L’accouchement à l’hôpital ou dans une clinique est la méthode d’accouchement la plus courante. A l’hôpital, l’accouchement est généralement suivi dans son intégralité par une sage-femme en l’absence de pathologie. Un obstétricien peut intervenir en cas de complication. Dans une clinique privée, une sage-femme suit la phase de travail et l’accouchement est assuré par l’obstétricien. Cette méthode d’accouchement ne fait pas l’objet de contre-indications particulières. La prise en charge de la douleur est effectuée par analgésie péridurale, et réalisée par un médecin anesthésiste.

Accoucher à domicile

Le choix l’accouchement assisté à domicile (AAD) est de plus en plus plébiscité par les femmes souhaitant donner naissance à leur enfant dans un milieu moins médicalisé. Si la présence d’un médecin n’est pas systématique, celle de la sage-femme qui a suivi la grossesse reste nécessaire. L’accouchement à domicile n’est possible que dans certaines conditions : accouchement physiologique (sans péridurale), sans risque de complication (siège ou grossesse multiple), et après une grossesse normale sans pathologie. Il est important de garder à l’esprit que la sage-femme peut décider de transférer la femme vers une maternité si l’accouchement nécessite le recours à une technique comme la stimulation des contractions, ou l’utilisation d’un forceps ou d’une ventouse. Cet éventuel transfert doit toujours être préparé à l’avance.

Accoucher dans l’eau

L’accouchement dans une eau à 37 degrés, dans une baignoire adaptée, est une méthode encore rarement pratiquée en France, mais qui peut présenter des avantages. L’eau chaude diminue la douleur des contractions et aide à réduire le stress. Cette méthode d’accouchement n’est pas sans risque pour le bébé : contamination par des micro-organismes présents dans l’eau, inhalation d’eau. L’accouchement dans l’eau fait l’objet de nombreuses contre-indications et précautions : grossesse normale, pas d’antécédent de césarienne, pas de grossesse multiple.

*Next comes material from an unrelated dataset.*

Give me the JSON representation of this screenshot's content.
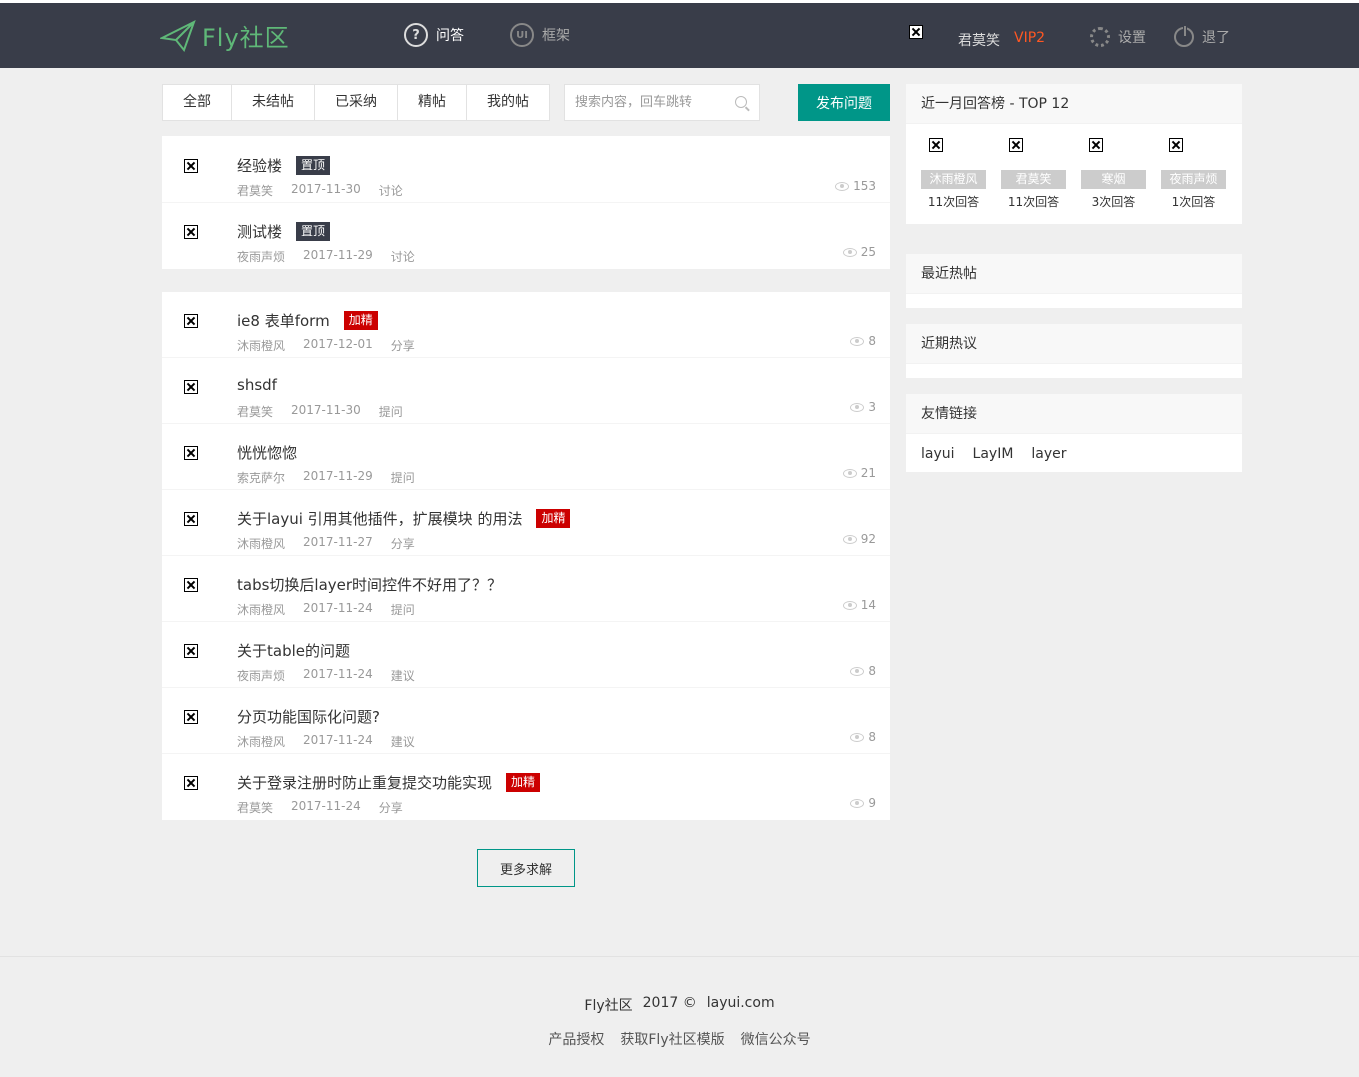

Le bébé ne doit pas non plus se présenter par le siège. Il est également possible d’avoir recours à des baignoires de relaxation pour se décontracter en début d’accouchement. Avant d’envisager un accouchement dans l’eau, il est recommandé d’en parler avec le gynécologue en début de grossesse.

L'enfant sort du corps de la femme pour pénétrer dans le bain. Les traumatismes sur l'enfant lors de l'accouchement pourraient ainsi être réduits. Il existe des risques à pratiquer un accouchement dans l'eau. L'enfant peut ingérer de l'eau. Il peut aussi être contaminé par des agents pathogènes présents dans l'eau. Ce type d'accouchement soulage les douleurs de la femme en train d'accoucher.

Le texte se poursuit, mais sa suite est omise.